A legacy other games still don’t meet
Other than the story ending, you might think those complaints are pretty nit-picky. And I would honestly agree. The other parts of the game tend to range from good to great, but there are still some shining examples that stuck with me. The biggest area that Chrono Trigger is amazing has to do with balancing its world for pacing very soon after the game starts until the side quests open up at the end.
Pacing is a fairly general term when we think about games since a lot of components will affect this. Chrono Trigger manages to balance basically all of these. The story is revealed more slowly and in parts. The trope of saving the world doesn’t even come up for hours. Instead you are guided around a fairly constrained world with immediate goals to drive you. Characters are introduced and frequently provided with a back story through multiple brief conversations so you are never bogged down. As you go through, there are of course battles, but they resolve quickly. Because the battles only trigger at set points, you also don’t have to worry about slogging through an excess of battles as you look around. And I never found myself looking for any more or fewer battles.
For me, this allows the story to be front and center through the game. There are times that are legitimately emotional that come off with impact while still overall keeping the tone light. Even if you forget what you were supposed to do, the limited amount of people and constrained world mean that literally talking to everyone until you determine what you should be doing or just wandering around until you stumble upon it won’t take too much time. The game really is largely set up to encourage progress.
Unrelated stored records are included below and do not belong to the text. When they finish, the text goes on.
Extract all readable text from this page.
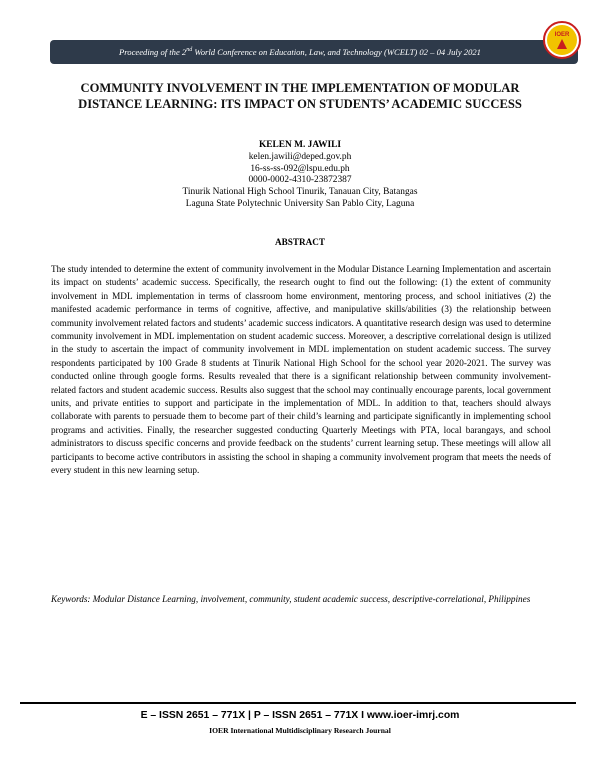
Proceeding of the 2nd World Conference on Education, Law, and Technology (WCELT) 02 – 04 July 2021
IOER
COMMUNITY INVOLVEMENT IN THE IMPLEMENTATION OF MODULAR
DISTANCE LEARNING: ITS IMPACT ON STUDENTS’ ACADEMIC SUCCESS
KELEN M. JAWILI
kelen.jawili@deped.gov.ph
16-ss-ss-092@lspu.edu.ph
0000-0002-4310-23872387
Tinurik National High School Tinurik, Tanauan City, Batangas
Laguna State Polytechnic University San Pablo City, Laguna
ABSTRACT
The study intended to determine the extent of community involvement in the Modular Distance Learning Implementation and ascertain its impact on students’ academic success. Specifically, the research ought to find out the following: (1) the extent of community involvement in MDL implementation in terms of classroom home environment, mentoring process, and school initiatives (2) the manifested academic performance in terms of cognitive, affective, and manipulative skills/abilities (3) the relationship between community involvement related factors and students’ academic success indicators. A quantitative research design was used to determine community involvement in MDL implementation on student academic success. Moreover, a descriptive correlational design is utilized in the study to ascertain the impact of community involvement in MDL implementation on student academic success. The survey respondents participated by 100 Grade 8 students at Tinurik National High School for the school year 2020-2021. The survey was conducted online through google forms. Results revealed that there is a significant relationship between community involvement-related factors and student academic success. Results also suggest that the school may continually encourage parents, local government units, and private entities to support and participate in the implementation of MDL. In addition to that, teachers should always collaborate with parents to persuade them to become part of their child’s learning and participate significantly in implementing school programs and activities. Finally, the researcher suggested conducting Quarterly Meetings with PTA, local barangays, and school administrators to discuss specific concerns and provide feedback on the students’ current learning setup. These meetings will allow all participants to become active contributors in assisting the school in shaping a community involvement program that meets the needs of every student in this new learning setup.
Keywords: Modular Distance Learning, involvement, community, student academic success, descriptive-correlational, Philippines
E – ISSN 2651 – 771X | P – ISSN 2651 – 771X I www.ioer-imrj.com
IOER International Multidisciplinary Research Journal
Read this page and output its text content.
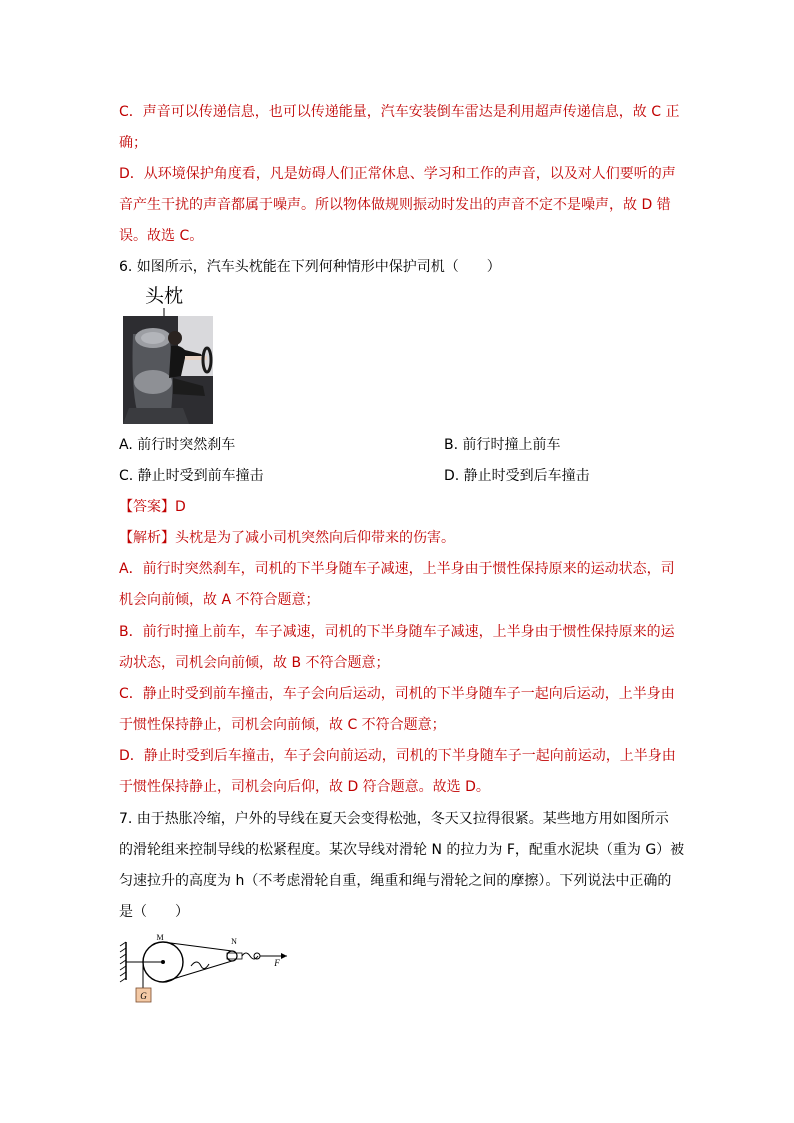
C．声音可以传递信息，也可以传递能量，汽车安装倒车雷达是利用超声传递信息，故 C 正
确；
D．从环境保护角度看，凡是妨碍人们正常休息、学习和工作的声音，以及对人们要听的声
音产生干扰的声音都属于噪声。所以物体做规则振动时发出的声音不定不是噪声，故 D 错
误。故选 C。
6. 如图所示，汽车头枕能在下列何种情形中保护司机（　　）
头枕
A. 前行时突然刹车	B. 前行时撞上前车
C. 静止时受到前车撞击	D. 静止时受到后车撞击
【答案】D
【解析】头枕是为了减小司机突然向后仰带来的伤害。
A．前行时突然刹车，司机的下半身随车子减速，上半身由于惯性保持原来的运动状态，司
机会向前倾，故 A 不符合题意；
B．前行时撞上前车，车子减速，司机的下半身随车子减速，上半身由于惯性保持原来的运
动状态，司机会向前倾，故 B 不符合题意；
C．静止时受到前车撞击，车子会向后运动，司机的下半身随车子一起向后运动，上半身由
于惯性保持静止，司机会向前倾，故 C 不符合题意；
D．静止时受到后车撞击，车子会向前运动，司机的下半身随车子一起向前运动，上半身由
于惯性保持静止，司机会向后仰，故 D 符合题意。故选 D。
7. 由于热胀冷缩，户外的导线在夏天会变得松弛，冬天又拉得很紧。某些地方用如图所示
的滑轮组来控制导线的松紧程度。某次导线对滑轮 N 的拉力为 F，配重水泥块（重为 G）被
匀速拉升的高度为 h（不考虑滑轮自重，绳重和绳与滑轮之间的摩擦）。下列说法中正确的
是（　　）
G
M	N
F
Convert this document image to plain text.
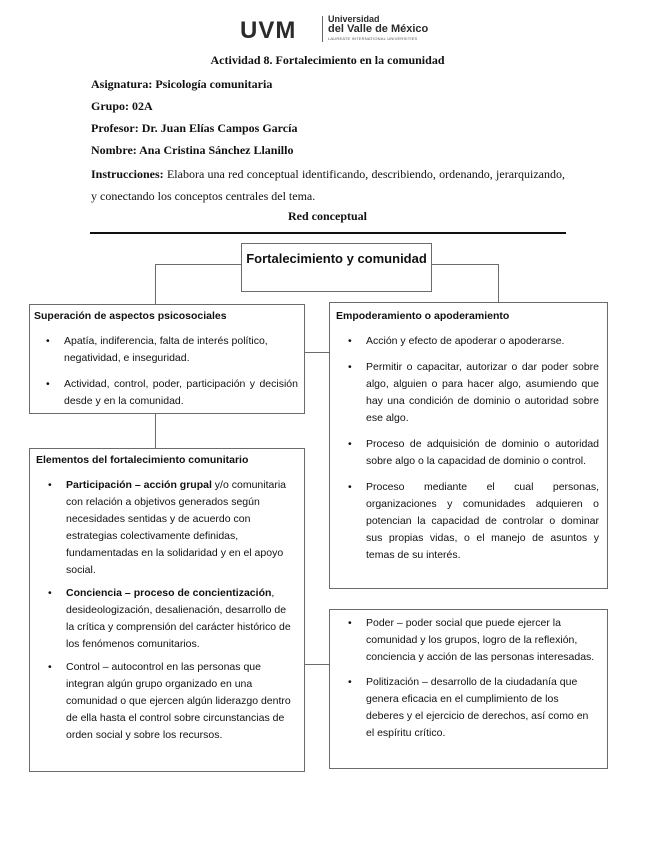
UVM	Universidad
del Valle de México
LAUREATE INTERNATIONAL UNIVERSITIES
Actividad 8. Fortalecimiento en la comunidad
Asignatura: Psicología comunitaria
Grupo: 02A
Profesor: Dr. Juan Elías Campos García
Nombre: Ana Cristina Sánchez Llanillo
Instrucciones: Elabora una red conceptual identificando, describiendo, ordenando, jerarquizando, y conectando los conceptos centrales del tema.
Red conceptual
Fortalecimiento y comunidad
Superación de aspectos psicosociales
• Apatía, indiferencia, falta de interés político, negatividad, e inseguridad.
• Actividad, control, poder, participación y decisión desde y en la comunidad.
Empoderamiento o apoderamiento
• Acción y efecto de apoderar o apoderarse.
• Permitir o capacitar, autorizar o dar poder sobre algo, alguien o para hacer algo, asumiendo que hay una condición de dominio o autoridad sobre ese algo.
• Proceso de adquisición de dominio o autoridad sobre algo o la capacidad de dominio o control.
• Proceso mediante el cual personas, organizaciones y comunidades adquieren o potencian la capacidad de controlar o dominar sus propias vidas, o el manejo de asuntos y temas de su interés.
Elementos del fortalecimiento comunitario
• Participación – acción grupal y/o comunitaria con relación a objetivos generados según necesidades sentidas y de acuerdo con estrategias colectivamente definidas, fundamentadas en la solidaridad y en el apoyo social.
• Conciencia – proceso de concientización, desideologización, desalienación, desarrollo de la crítica y comprensión del carácter histórico de los fenómenos comunitarios.
• Control – autocontrol en las personas que integran algún grupo organizado en una comunidad o que ejercen algún liderazgo dentro de ella hasta el control sobre circunstancias de orden social y sobre los recursos.
• Poder – poder social que puede ejercer la comunidad y los grupos, logro de la reflexión, conciencia y acción de las personas interesadas.
• Politización – desarrollo de la ciudadanía que genera eficacia en el cumplimiento de los deberes y el ejercicio de derechos, así como en el espíritu crítico.
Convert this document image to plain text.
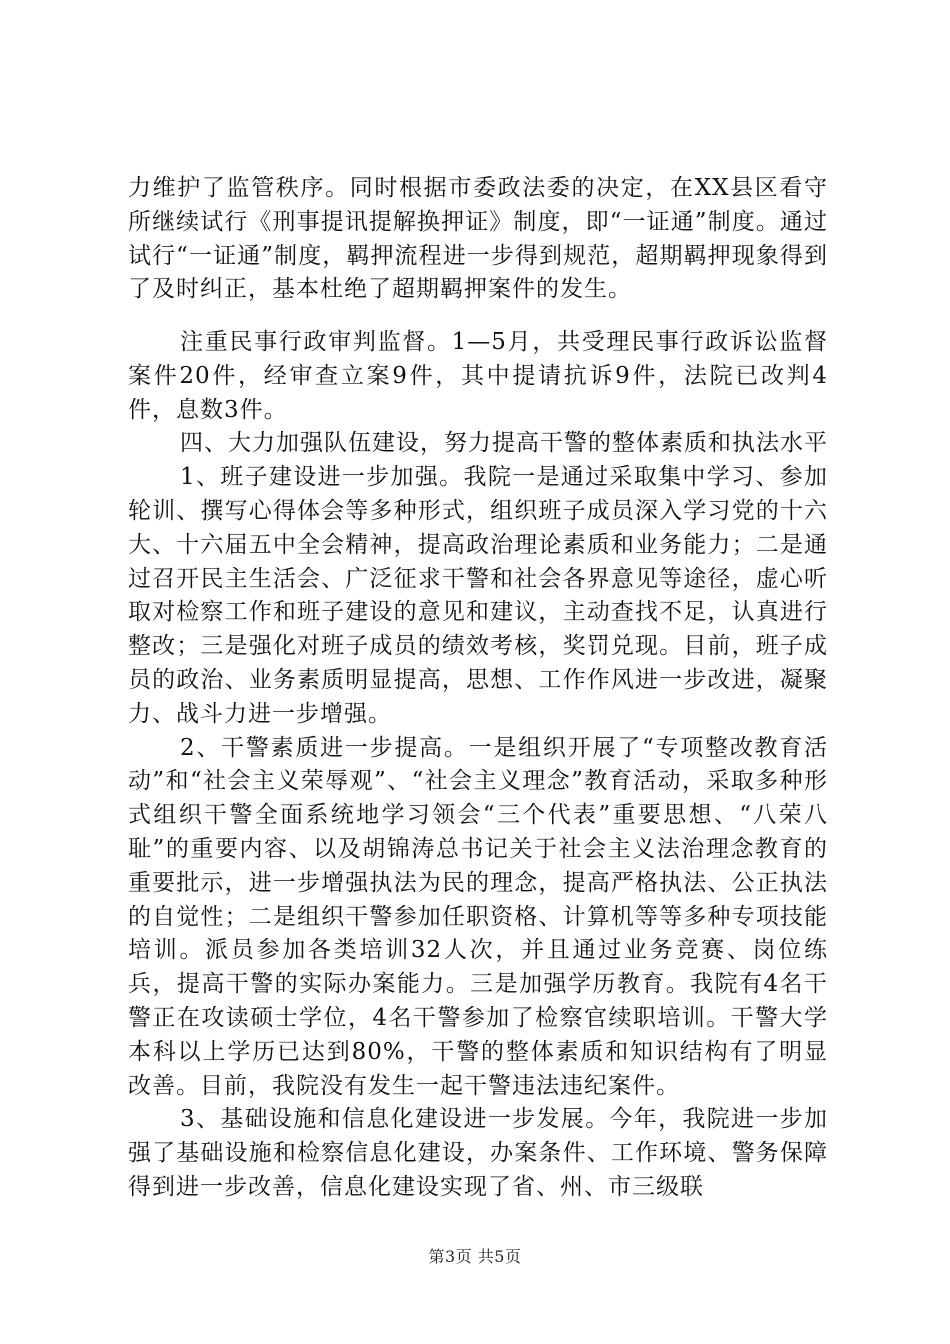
力维护了监管秩序。同时根据市委政法委的决定，在XX县区看守所继续试行《刑事提讯提解换押证》制度，即“一证通”制度。通过试行“一证通”制度，羁押流程进一步得到规范，超期羁押现象得到了及时纠正，基本杜绝了超期羁押案件的发生。

注重民事行政审判监督。1—5月，共受理民事行政诉讼监督案件20件，经审查立案9件，其中提请抗诉9件，法院已改判4件，息数3件。

四、大力加强队伍建设，努力提高干警的整体素质和执法水平

1、班子建设进一步加强。我院一是通过采取集中学习、参加轮训、撰写心得体会等多种形式，组织班子成员深入学习党的十六大、十六届五中全会精神，提高政治理论素质和业务能力；二是通过召开民主生活会、广泛征求干警和社会各界意见等途径，虚心听取对检察工作和班子建设的意见和建议，主动查找不足，认真进行整改；三是强化对班子成员的绩效考核，奖罚兑现。目前，班子成员的政治、业务素质明显提高，思想、工作作风进一步改进，凝聚力、战斗力进一步增强。

2、干警素质进一步提高。一是组织开展了“专项整改教育活动”和“社会主义荣辱观”、“社会主义理念”教育活动，采取多种形式组织干警全面系统地学习领会“三个代表”重要思想、“八荣八耻”的重要内容、以及胡锦涛总书记关于社会主义法治理念教育的重要批示，进一步增强执法为民的理念，提高严格执法、公正执法的自觉性；二是组织干警参加任职资格、计算机等等多种专项技能培训。派员参加各类培训32人次，并且通过业务竞赛、岗位练兵，提高干警的实际办案能力。三是加强学历教育。我院有4名干警正在攻读硕士学位，4名干警参加了检察官续职培训。干警大学本科以上学历已达到80%，干警的整体素质和知识结构有了明显改善。目前，我院没有发生一起干警违法违纪案件。

3、基础设施和信息化建设进一步发展。今年，我院进一步加强了基础设施和检察信息化建设，办案条件、工作环境、警务保障得到进一步改善，信息化建设实现了省、州、市三级联

第3页 共5页
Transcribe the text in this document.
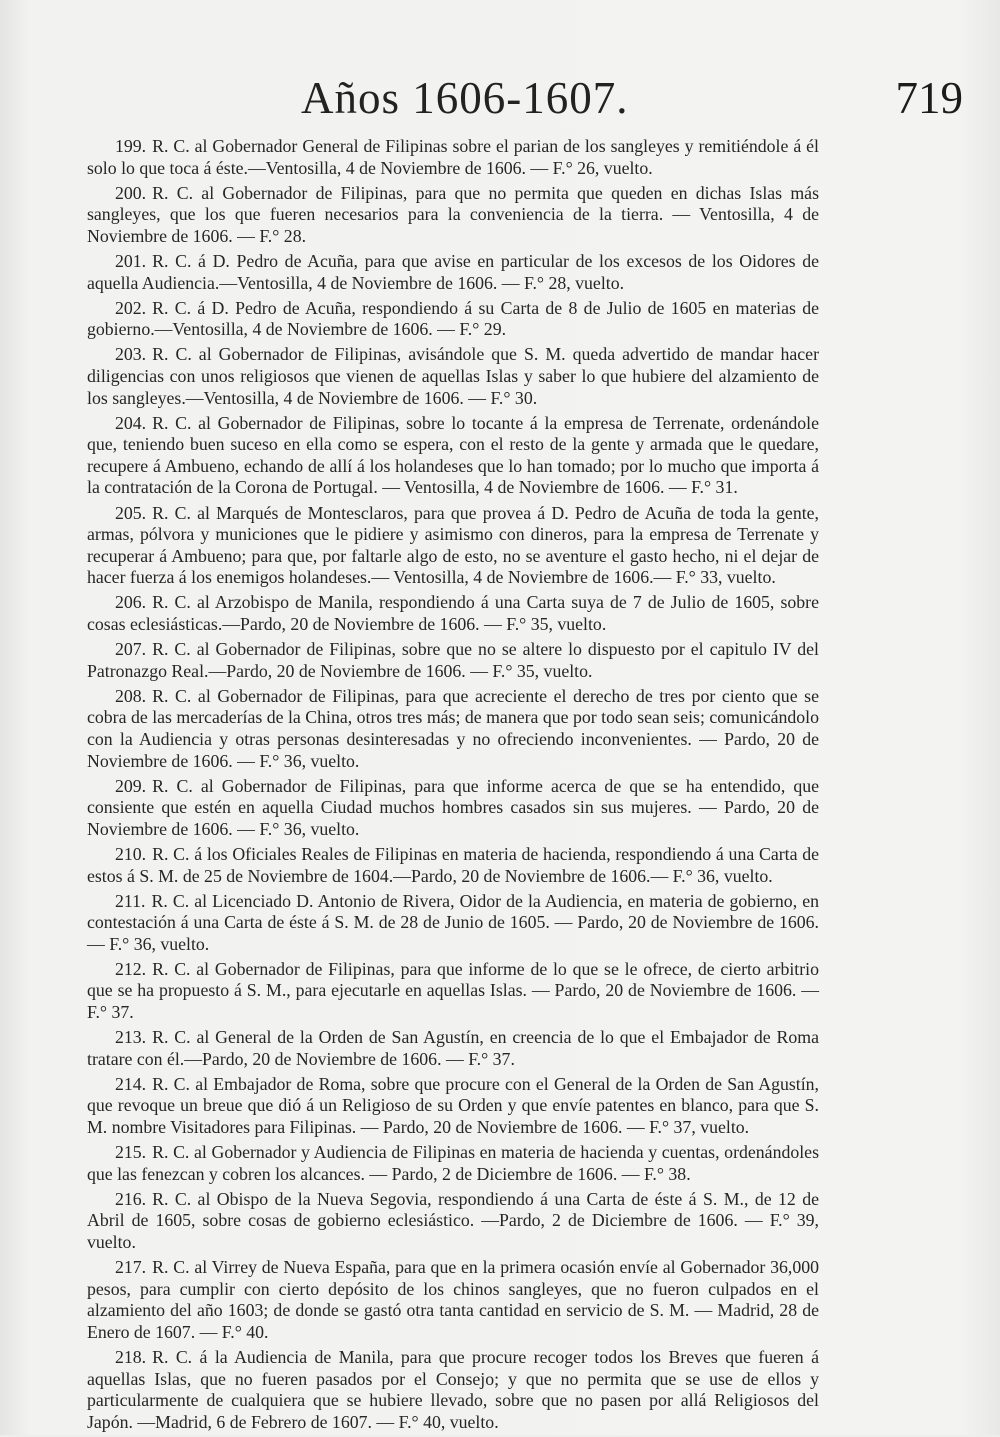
Años 1606-1607.	719

199. R. C. al Gobernador General de Filipinas sobre el parian de los sangleyes y remitiéndole á él solo lo que toca á éste.—Ventosilla, 4 de Noviembre de 1606. — F.° 26, vuelto.

200. R. C. al Gobernador de Filipinas, para que no permita que queden en dichas Islas más sangleyes, que los que fueren necesarios para la conveniencia de la tierra. — Ventosilla, 4 de Noviembre de 1606. — F.° 28.

201. R. C. á D. Pedro de Acuña, para que avise en particular de los excesos de los Oidores de aquella Audiencia.—Ventosilla, 4 de Noviembre de 1606. — F.° 28, vuelto.

202. R. C. á D. Pedro de Acuña, respondiendo á su Carta de 8 de Julio de 1605 en materias de gobierno.—Ventosilla, 4 de Noviembre de 1606. — F.° 29.

203. R. C. al Gobernador de Filipinas, avisándole que S. M. queda advertido de mandar hacer diligencias con unos religiosos que vienen de aquellas Islas y saber lo que hubiere del alzamiento de los sangleyes.—Ventosilla, 4 de Noviembre de 1606. — F.° 30.

204. R. C. al Gobernador de Filipinas, sobre lo tocante á la empresa de Terrenate, ordenándole que, teniendo buen suceso en ella como se espera, con el resto de la gente y armada que le quedare, recupere á Ambueno, echando de allí á los holandeses que lo han tomado; por lo mucho que importa á la contratación de la Corona de Portugal. — Ventosilla, 4 de Noviembre de 1606. — F.° 31.

205. R. C. al Marqués de Montesclaros, para que provea á D. Pedro de Acuña de toda la gente, armas, pólvora y municiones que le pidiere y asimismo con dineros, para la empresa de Terrenate y recuperar á Ambueno; para que, por faltarle algo de esto, no se aventure el gasto hecho, ni el dejar de hacer fuerza á los enemigos holandeses.— Ventosilla, 4 de Noviembre de 1606.— F.° 33, vuelto.

206. R. C. al Arzobispo de Manila, respondiendo á una Carta suya de 7 de Julio de 1605, sobre cosas eclesiásticas.—Pardo, 20 de Noviembre de 1606. — F.° 35, vuelto.

207. R. C. al Gobernador de Filipinas, sobre que no se altere lo dispuesto por el capitulo IV del Patronazgo Real.—Pardo, 20 de Noviembre de 1606. — F.° 35, vuelto.

208. R. C. al Gobernador de Filipinas, para que acreciente el derecho de tres por ciento que se cobra de las mercaderías de la China, otros tres más; de manera que por todo sean seis; comunicándolo con la Audiencia y otras personas desinteresadas y no ofreciendo inconvenientes. — Pardo, 20 de Noviembre de 1606. — F.° 36, vuelto.

209. R. C. al Gobernador de Filipinas, para que informe acerca de que se ha entendido, que consiente que estén en aquella Ciudad muchos hombres casados sin sus mujeres. — Pardo, 20 de Noviembre de 1606. — F.° 36, vuelto.

210. R. C. á los Oficiales Reales de Filipinas en materia de hacienda, respondiendo á una Carta de estos á S. M. de 25 de Noviembre de 1604.—Pardo, 20 de Noviembre de 1606.— F.° 36, vuelto.

211. R. C. al Licenciado D. Antonio de Rivera, Oidor de la Audiencia, en materia de gobierno, en contestación á una Carta de éste á S. M. de 28 de Junio de 1605. — Pardo, 20 de Noviembre de 1606. — F.° 36, vuelto.

212. R. C. al Gobernador de Filipinas, para que informe de lo que se le ofrece, de cierto arbitrio que se ha propuesto á S. M., para ejecutarle en aquellas Islas. — Pardo, 20 de Noviembre de 1606. — F.° 37.

213. R. C. al General de la Orden de San Agustín, en creencia de lo que el Embajador de Roma tratare con él.—Pardo, 20 de Noviembre de 1606. — F.° 37.

214. R. C. al Embajador de Roma, sobre que procure con el General de la Orden de San Agustín, que revoque un breue que dió á un Religioso de su Orden y que envíe patentes en blanco, para que S. M. nombre Visitadores para Filipinas. — Pardo, 20 de Noviembre de 1606. — F.° 37, vuelto.

215. R. C. al Gobernador y Audiencia de Filipinas en materia de hacienda y cuentas, ordenándoles que las fenezcan y cobren los alcances. — Pardo, 2 de Diciembre de 1606. — F.° 38.

216. R. C. al Obispo de la Nueva Segovia, respondiendo á una Carta de éste á S. M., de 12 de Abril de 1605, sobre cosas de gobierno eclesiástico. —Pardo, 2 de Diciembre de 1606. — F.° 39, vuelto.

217. R. C. al Virrey de Nueva España, para que en la primera ocasión envíe al Gobernador 36,000 pesos, para cumplir con cierto depósito de los chinos sangleyes, que no fueron culpados en el alzamiento del año 1603; de donde se gastó otra tanta cantidad en servicio de S. M. — Madrid, 28 de Enero de 1607. — F.° 40.

218. R. C. á la Audiencia de Manila, para que procure recoger todos los Breves que fueren á aquellas Islas, que no fueren pasados por el Consejo; y que no permita que se use de ellos y particularmente de cualquiera que se hubiere llevado, sobre que no pasen por allá Religiosos del Japón. —Madrid, 6 de Febrero de 1607. — F.° 40, vuelto.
Characters are introduced with plenty of time between for each to feel like a separate and full character. Never did I feel there was a character that I hated to need in my party nor was any character absolutely needed. They all play well together with subtle differences (magic and techniques being the biggest differentiators), and every combination feels like it could work if you made the effort.
The boss fights you encounter feel like they are a part of the story that makes sense and largely rewards using a strategy and reacting to the boss. Some later on do require you, effectively, to have proper armor to deal with their element, but these bosses are in the minority. The final boss battle especially I feel rewards you for understanding the boss’s pattern and executing as you would like.
With this being a game involving time travel, it is nice to see them take the most of it especially with some side quest puzzles. They can be a bit annoying to solve since there are so many possibilities, but there is a good amount of satisfaction when you manipulate time to serve your needs. This even comes up in the various endings. As there are things you don’t actually have to do before defeating the final boss, the end of the game will reflect what was left undone. I find this neat, but also a bit lame that the ending you get for getting the most out of your playthrough is the most boring.
Chrono Trigger is not just for those looking for a nostalgia trip. It is a great JRPG whose mechanics and story hold up well. Though not perfect, it is still a shining example of a fun game without needing the technical wow-factor that has become the norm. With a fun and good story and mechanics that flow very nicely, the flaws are forgiven and the game still carries a large recommendation.